Sanssouci: Nachschlag
■ Hervorragendes Solo von Hans Martin Ritter in der Akademie
Bonaventura bricht auf zu seinem nächtlichen Rundgang in der Stadt. Den Leuten in der Nacht die Stunden zu verkünden ist seine Aufgabe. Doch der Nachtwächter nimmt uns mit in das abenteuerliche Treiben im Zwielicht, in dem man die Zeit vergißt. Denn er zeigt nicht nur die Welt, die er auf seiner einsamen Wanderung vorfindet, sondern auch die, die er erfindet. Nachtbilder, Gedanken, Erinnerungen und Phantasie vermischen sich ganz im Geist der romantischen Literatur. Die Welt: ein Marionetten-, ein Maskenspiel, ein Tollhaus, in dem Wahnsinn und Tod allgegenwärtig sind und letztlich alles im Nichts endet. Der Roman wurde vor 200 Jahren geschrieben. Erst seit kurzem erkennt man die Autorenschaft endgültig dem Theaterleiter August Klingemann zu. Seine bekannteren Zeitgenossen Clemens Brentano, E.T.A. Hoffmann und der Philosoph Schelling waren zuvor lange im Gespräch.
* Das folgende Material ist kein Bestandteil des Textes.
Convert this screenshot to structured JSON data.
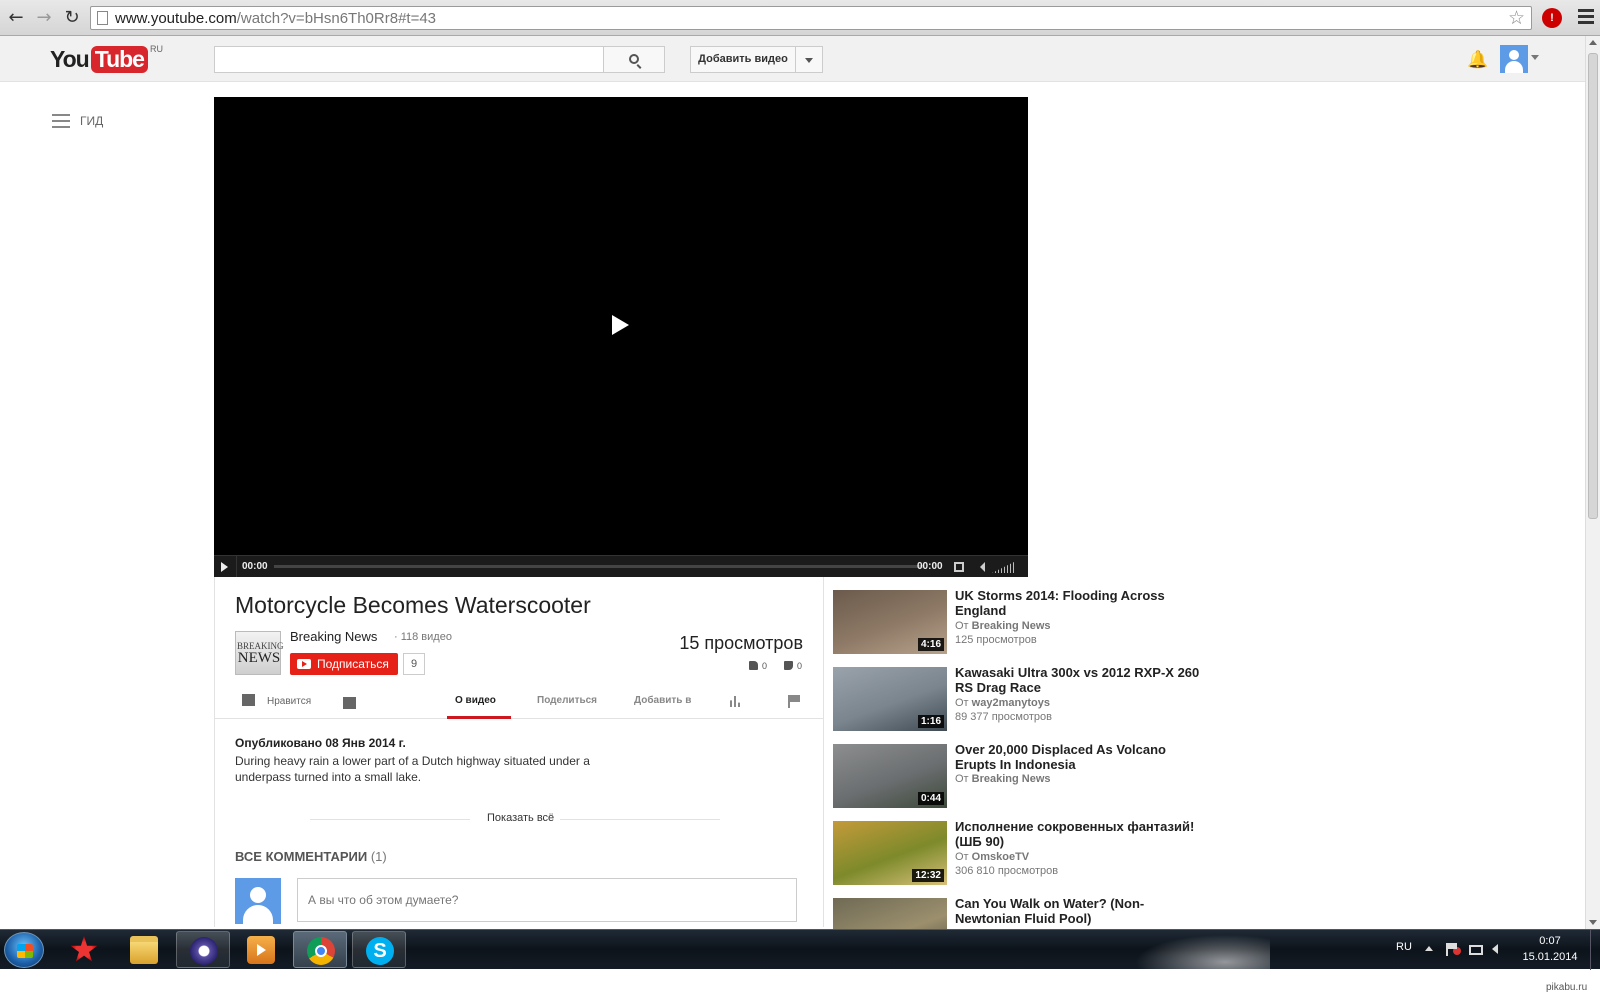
{
  "browser": {
    "url_host": "www.youtube.com",
    "url_rest": "/watch?v=bHsn6Th0Rr8#t=43",
    "back_icon": "arrow-left",
    "forward_icon": "arrow-right",
    "reload_icon": "reload",
    "star_icon": "star-outline",
    "menu_icon": "hamburger"
  },
  "header": {
    "logo_you": "You",
    "logo_tube": "Tube",
    "logo_region": "RU",
    "search_placeholder": "",
    "upload_label": "Добавить видео"
  },
  "guide": {
    "label": "ГИД"
  },
  "player": {
    "time_current": "00:00",
    "time_duration": "00:00",
    "progress": 0
  },
  "video": {
    "title": "Motorcycle Becomes Waterscooter",
    "channel_name": "Breaking News",
    "channel_video_count": "· 118 видео",
    "channel_thumb_line1": "BREAKING",
    "channel_thumb_line2": "NEWS",
    "subscribe_label": "Подписаться",
    "subscriber_count": "9",
    "views": "15 просмотров",
    "likes": "0",
    "dislikes": "0"
  },
  "actions": {
    "like_label": "Нравится",
    "tabs": [
      "О видео",
      "Поделиться",
      "Добавить в"
    ],
    "active_tab": 0
  },
  "description": {
    "published": "Опубликовано 08 Янв 2014 г.",
    "text": "During heavy rain a lower part of a Dutch highway situated under a underpass turned into a small lake.",
    "show_more": "Показать всё"
  },
  "comments": {
    "title": "ВСЕ КОММЕНТАРИИ",
    "count": "(1)",
    "placeholder": "А вы что об этом думаете?"
  },
  "related": [
    {
      "title": "UK Storms 2014: Flooding Across England",
      "author_prefix": "От",
      "author": "Breaking News",
      "views": "125 просмотров",
      "duration": "4:16",
      "thumb_colors": [
        "#6b5a4c",
        "#8e7a66",
        "#b7a38c"
      ]
    },
    {
      "title": "Kawasaki Ultra 300x vs 2012 RXP-X 260 RS Drag Race",
      "author_prefix": "От",
      "author": "way2manytoys",
      "views": "89 377 просмотров",
      "duration": "1:16",
      "thumb_colors": [
        "#9aa3ab",
        "#7b858d",
        "#3f4a52"
      ]
    },
    {
      "title": "Over 20,000 Displaced As Volcano Erupts In Indonesia",
      "author_prefix": "От",
      "author": "Breaking News",
      "views": "",
      "duration": "0:44",
      "thumb_colors": [
        "#8c8e8f",
        "#6b6e70",
        "#3d4a3a"
      ]
    },
    {
      "title": "Исполнение сокровенных фантазий! (ШБ 90)",
      "author_prefix": "От",
      "author": "OmskoeTV",
      "views": "306 810 просмотров",
      "duration": "12:32",
      "thumb_colors": [
        "#c49a3a",
        "#7d8a2b",
        "#d8c07a"
      ]
    },
    {
      "title": "Can You Walk on Water? (Non-Newtonian Fluid Pool)",
      "author_prefix": "",
      "author": "",
      "views": "",
      "duration": "",
      "thumb_colors": [
        "#6f6a55",
        "#9b8f6d",
        "#4a4a3a"
      ]
    }
  ],
  "taskbar": {
    "lang": "RU",
    "time": "0:07",
    "date": "15.01.2014",
    "apps": [
      "start",
      "pokerstars",
      "explorer",
      "utorrent",
      "media-player",
      "chrome",
      "skype"
    ],
    "skype_glyph": "S"
  },
  "watermark": "pikabu.ru"
}
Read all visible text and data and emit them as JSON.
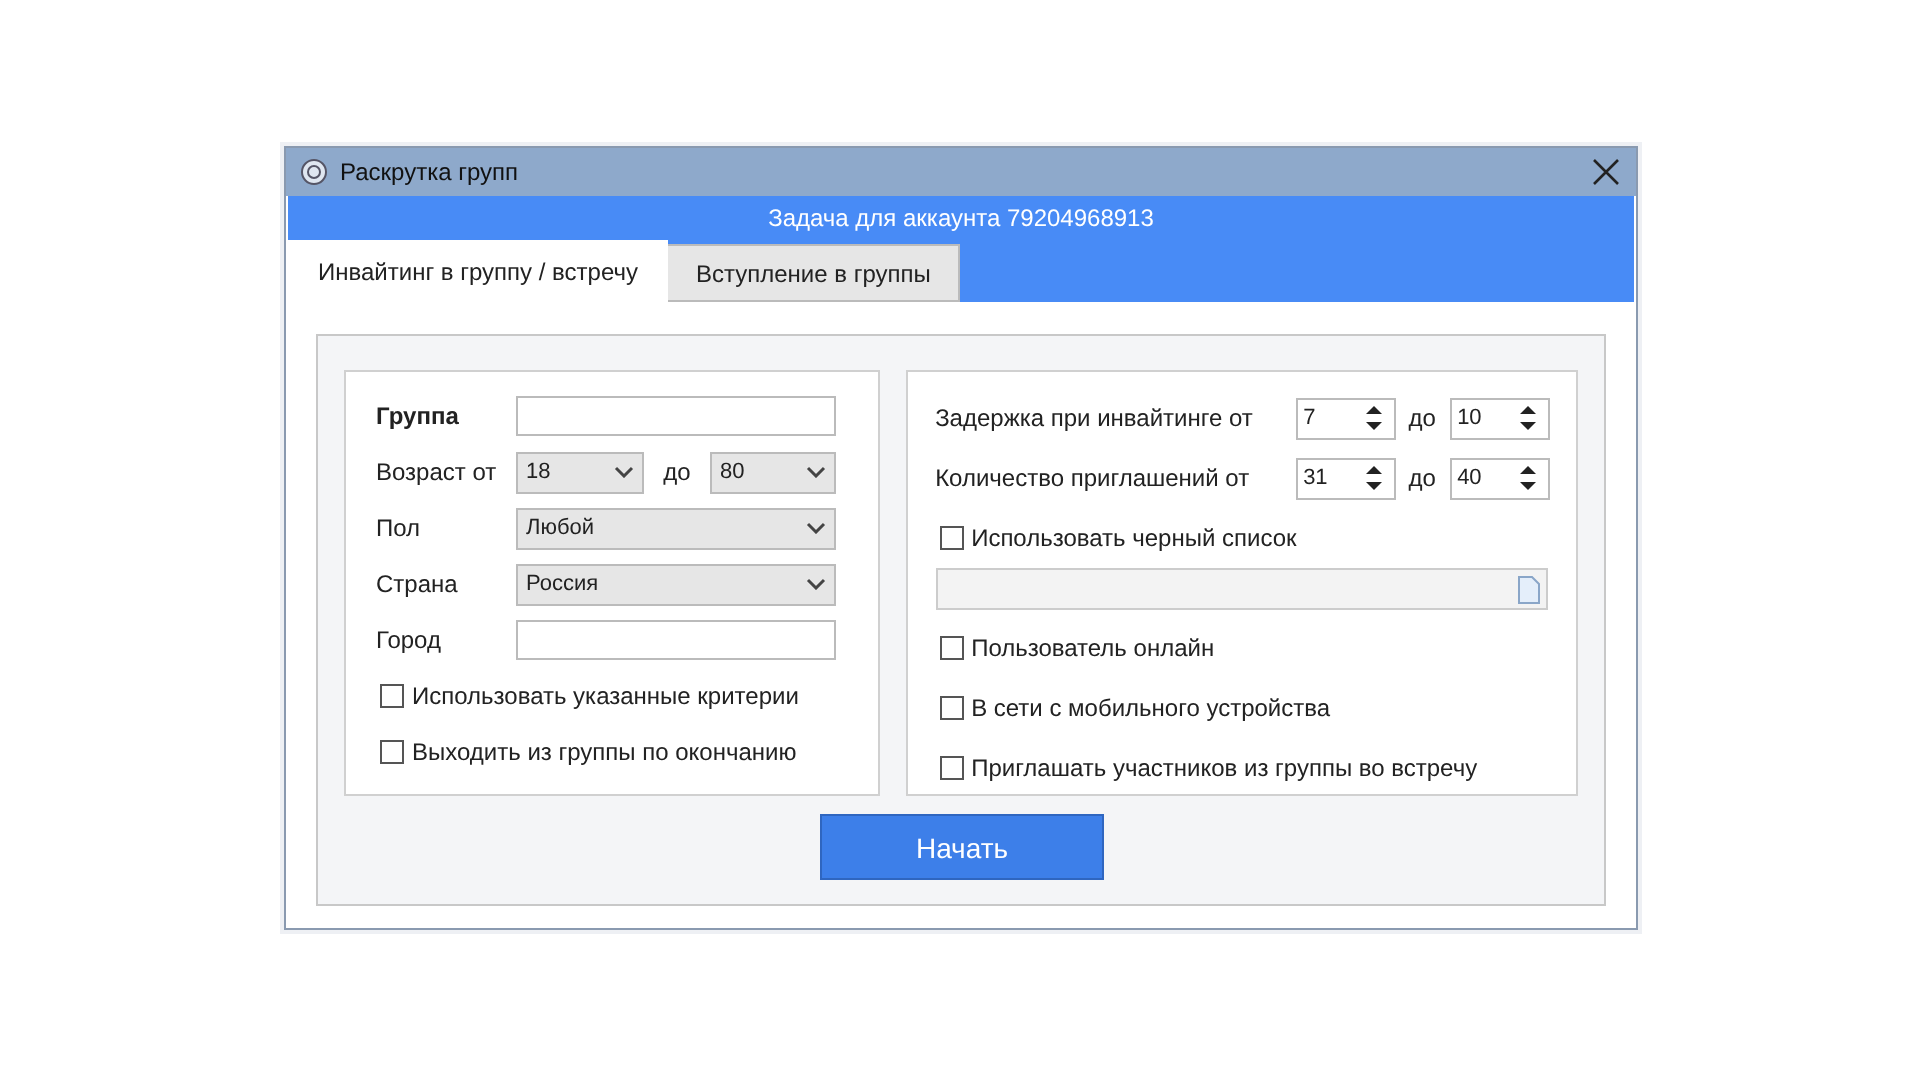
{
  "window": {
    "title": "Раскрутка групп"
  },
  "header": "Задача для аккаунта 79204968913",
  "tabs": [
    {
      "label": "Инвайтинг в группу / встречу",
      "selected": true
    },
    {
      "label": "Вступление в группы",
      "selected": false
    }
  ],
  "left": {
    "rows": [
      {
        "kind": "text",
        "label": "Группа",
        "bold": true
      },
      {
        "kind": "range",
        "label": "Возраст от",
        "from": "18",
        "sep": "до",
        "to": "80"
      },
      {
        "kind": "select",
        "label": "Пол",
        "value": "Любой"
      },
      {
        "kind": "select",
        "label": "Страна",
        "value": "Россия"
      },
      {
        "kind": "text",
        "label": "Город",
        "bold": false
      }
    ],
    "checks": [
      {
        "label": "Использовать указанные критерии",
        "checked": false
      },
      {
        "label": "Выходить из группы по окончанию",
        "checked": false
      }
    ]
  },
  "right": {
    "spins": [
      {
        "label": "Задержка при инвайтинге от",
        "from": "7",
        "sep": "до",
        "to": "10"
      },
      {
        "label": "Количество приглашений от",
        "from": "31",
        "sep": "до",
        "to": "40"
      }
    ],
    "items": [
      {
        "kind": "check",
        "label": "Использовать черный список",
        "checked": false
      },
      {
        "kind": "file"
      },
      {
        "kind": "check",
        "label": "Пользователь онлайн",
        "checked": false
      },
      {
        "kind": "check",
        "label": "В сети с мобильного устройства",
        "checked": false
      },
      {
        "kind": "check",
        "label": "Приглашать участников из группы во встречу",
        "checked": false
      }
    ]
  },
  "button": "Начать"
}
Im Text geht es um den ewigen Kreislauf von Geburt und Tod, von Sein und Nichtsein, an diesem Samstagabend ging es aber mehr noch um eine Solodarbietung von herausragender Qualität. Hans Martin Ritter verbindet das epische Theater Brechts mit dem durch die Einfühlung in die Rolle bestimmten Theater Stanislawskis. Bekleidet mit einem alten Mantel und Brechtscher Schirmmütze, bepackt mit Pike und Holzleiter, betritt Ritter den leeren Bühnenraum. In der Akademie der Künste schaut man, im kleinen Studio sitzend, über die Bühne hinweg auch in das große Auditorium: dank der Lämpchen der Bestuhlung ein weiter, sternenhimmelgleicher Hintergrund. Vor ihm führt Ritter in die phantastische Nachtwelt des Bonaventura.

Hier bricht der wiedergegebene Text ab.